Bedrijfsvoering:
Huisvesting

Financiën

Bedrijfsvoering

Bedrijfsvoering

In een goed schoolgebouw kunnen leerlingen en personeel prettig en gezond leren en werken. Een goed schoolgebouw heeft een gezond binnenklimaat, een laag energieverbruik en is betaalbaar in de exploitatiefase. Ook is het geschikt voor het onderwijs van nu: inclusief en ingericht op het gebruik van moderne (digitale) middelen en onderwijsvormen. Het houdt rekening met toekomstige eisen en is adaptief, zowel voor onderwijskundige functionaliteit als voor leerlingengroei en –daling.

De tijdsperiode van schoolgebouwen wordt aangeduid met een typologie. Tot en met 1940: vooroorlogs. Tussen 1946-1979: wederopbouw. 1979 t/m 1992: Londo. Van 1993 t/m 2014: Bouwbesluit. Van 2015 t/m 2023: Bouwbesluit 2012. Vanaf 2023: Besluit bouwwerken leefomgeving (Bbl).
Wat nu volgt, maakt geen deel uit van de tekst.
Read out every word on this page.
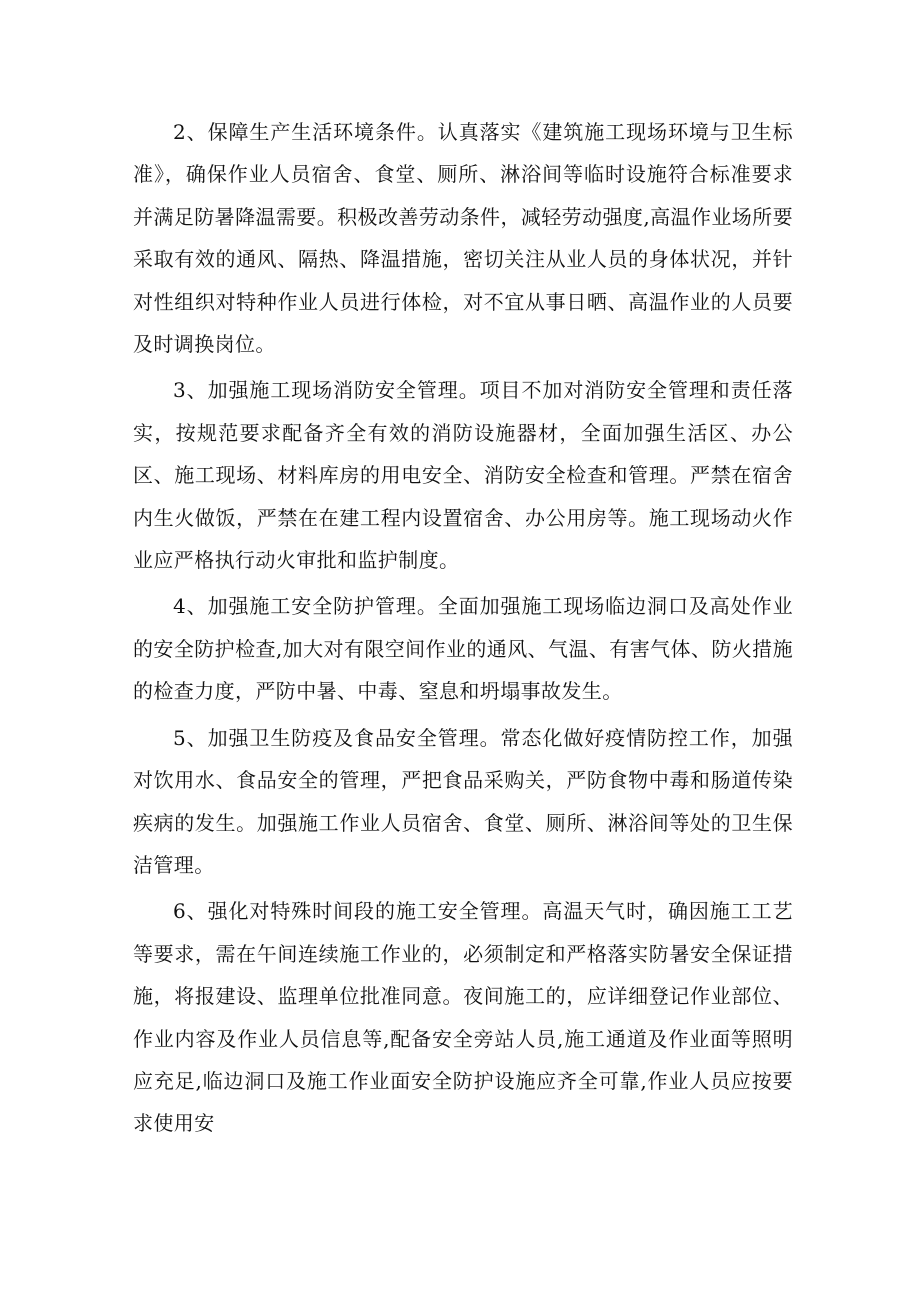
2、保障生产生活环境条件。认真落实《建筑施工现场环境与卫生标准》，确保作业人员宿舍、食堂、厕所、淋浴间等临时设施符合标准要求并满足防暑降温需要。积极改善劳动条件，减轻劳动强度,高温作业场所要采取有效的通风、隔热、降温措施，密切关注从业人员的身体状况，并针对性组织对特种作业人员进行体检，对不宜从事日晒、高温作业的人员要及时调换岗位。

3、加强施工现场消防安全管理。项目不加对消防安全管理和责任落实，按规范要求配备齐全有效的消防设施器材，全面加强生活区、办公区、施工现场、材料库房的用电安全、消防安全检查和管理。严禁在宿舍内生火做饭，严禁在在建工程内设置宿舍、办公用房等。施工现场动火作业应严格执行动火审批和监护制度。

4、加强施工安全防护管理。全面加强施工现场临边洞口及高处作业的安全防护检查,加大对有限空间作业的通风、气温、有害气体、防火措施的检查力度，严防中暑、中毒、窒息和坍塌事故发生。

5、加强卫生防疫及食品安全管理。常态化做好疫情防控工作，加强对饮用水、食品安全的管理，严把食品采购关，严防食物中毒和肠道传染疾病的发生。加强施工作业人员宿舍、食堂、厕所、淋浴间等处的卫生保洁管理。

6、强化对特殊时间段的施工安全管理。高温天气时，确因施工工艺等要求，需在午间连续施工作业的，必须制定和严格落实防暑安全保证措施，将报建设、监理单位批准同意。夜间施工的，应详细登记作业部位、作业内容及作业人员信息等,配备安全旁站人员,施工通道及作业面等照明应充足,临边洞口及施工作业面安全防护设施应齐全可靠,作业人员应按要求使用安
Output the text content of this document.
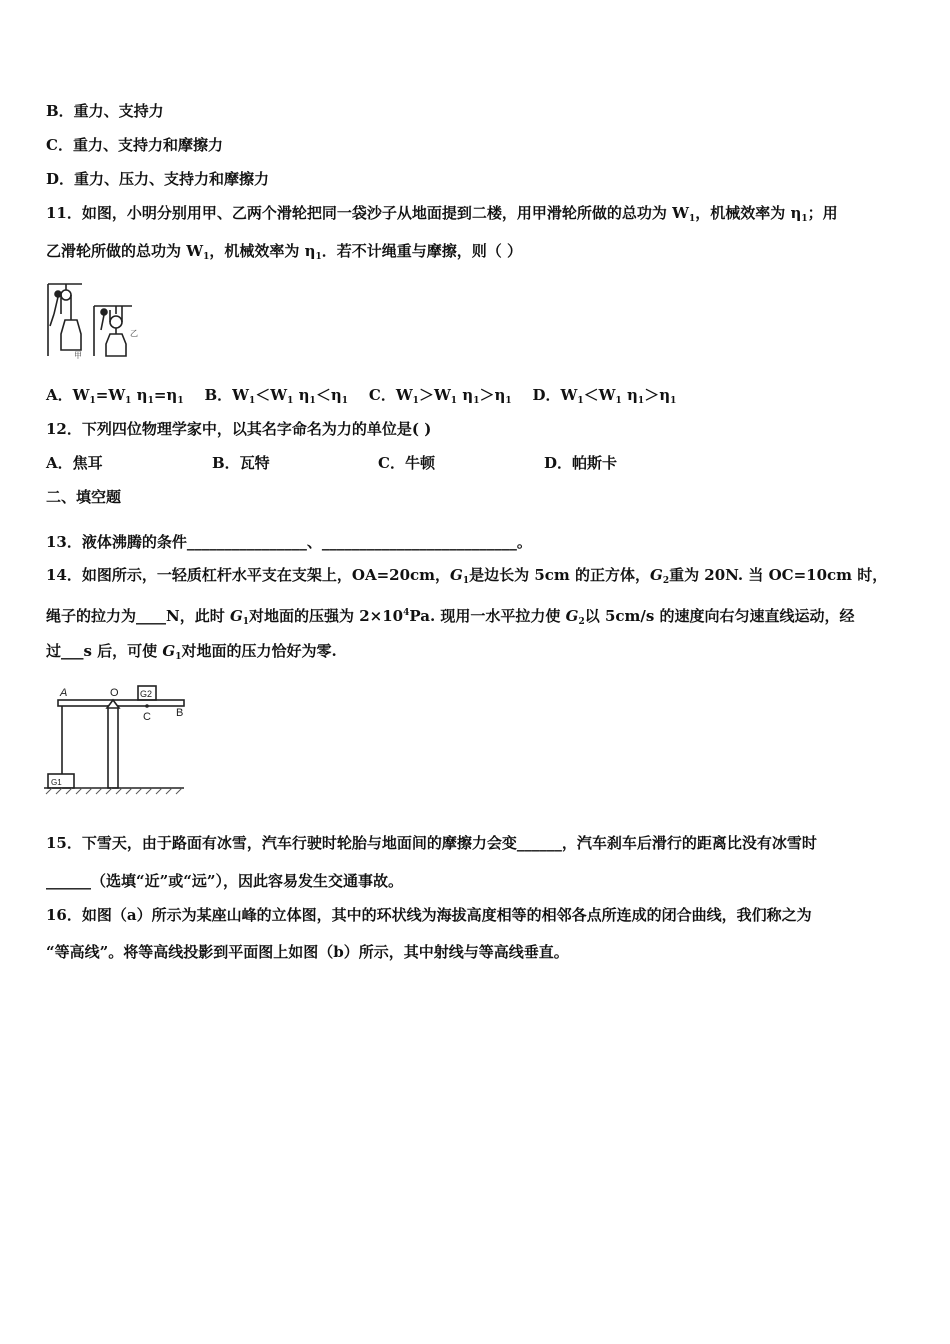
B．重力、支持力
C．重力、支持力和摩擦力
D．重力、压力、支持力和摩擦力
11．如图，小明分别用甲、乙两个滑轮把同一袋沙子从地面提到二楼，用甲滑轮所做的总功为 $W_1$，机械效率为 $\eta_1$；用
乙滑轮所做的总功为 $W_1$，机械效率为 $\eta_1$．若不计绳重与摩擦，则（ ）
甲
乙
A．$W_1=W_1$ $\eta_1=\eta_1$ B．$W_1<W_1$ $\eta_1<\eta_1$ C．$W_1>W_1$ $\eta_1>\eta_1$ D．$W_1<W_1$ $\eta_1>\eta_1$
12．下列四位物理学家中，以其名字命名为力的单位是( )
A．焦耳	B．瓦特	C．牛顿	D．帕斯卡
二、填空题
13．液体沸腾的条件________________、__________________________。
14．如图所示，一轻质杠杆水平支在支架上，OA=20cm，$G_1$是边长为 5cm 的正方体，$G_2$重为 20N. 当 OC=10cm 时，
绳子的拉力为____N，此时 $G_1$对地面的压强为 $2\times 10^4Pa$. 现用一水平拉力使 $G_2$以 5cm/s 的速度向右匀速直线运动，经
过___s 后，可使 $G_1$对地面的压力恰好为零.
A	O G2
C B
G1
15．下雪天，由于路面有冰雪，汽车行驶时轮胎与地面间的摩擦力会变______，汽车刹车后滑行的距离比没有冰雪时
______（选填“近”或“远”），因此容易发生交通事故。
16．如图（a）所示为某座山峰的立体图，其中的环状线为海拔高度相等的相邻各点所连成的闭合曲线，我们称之为
“等高线”。将等高线投影到平面图上如图（b）所示，其中射线与等高线垂直。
    Te weinig vernieuwing 

    In Nederland staan circa 7.360 po-schoolgebouwen en 1.580 vo-schoolgebouwen. De helft van de scholen in het primair onderwijs en meer dan de helft (53%) van de scholen in het voortgezet onderwijs is ouder dan 40 jaar. Veel van deze schoolgebouwen voldoen wel aan de wettelijke minimale eisen die golden toen ze gebouwd werden, maar deze eisen omvatten vaak geen prestatie-eisen voor bijvoorbeeld luchtkwaliteit. 

    De kwaliteit van het binnenklimaat heeft grote invloed op het leerrendement. Uit onderzoek van de Universiteit Maastricht blijkt dat in een school met slechte luchtkwaliteit de kans dat een leerling een havo- of vwo-advies krijgt aan het einde van de basisschool 13% lager is. Dit maakt duidelijk dat naast het voldoen aan bouweisen, ook het daadwerkelijk functioneren van het gebouw cruciaal is voor goede leer- en werkplekken. 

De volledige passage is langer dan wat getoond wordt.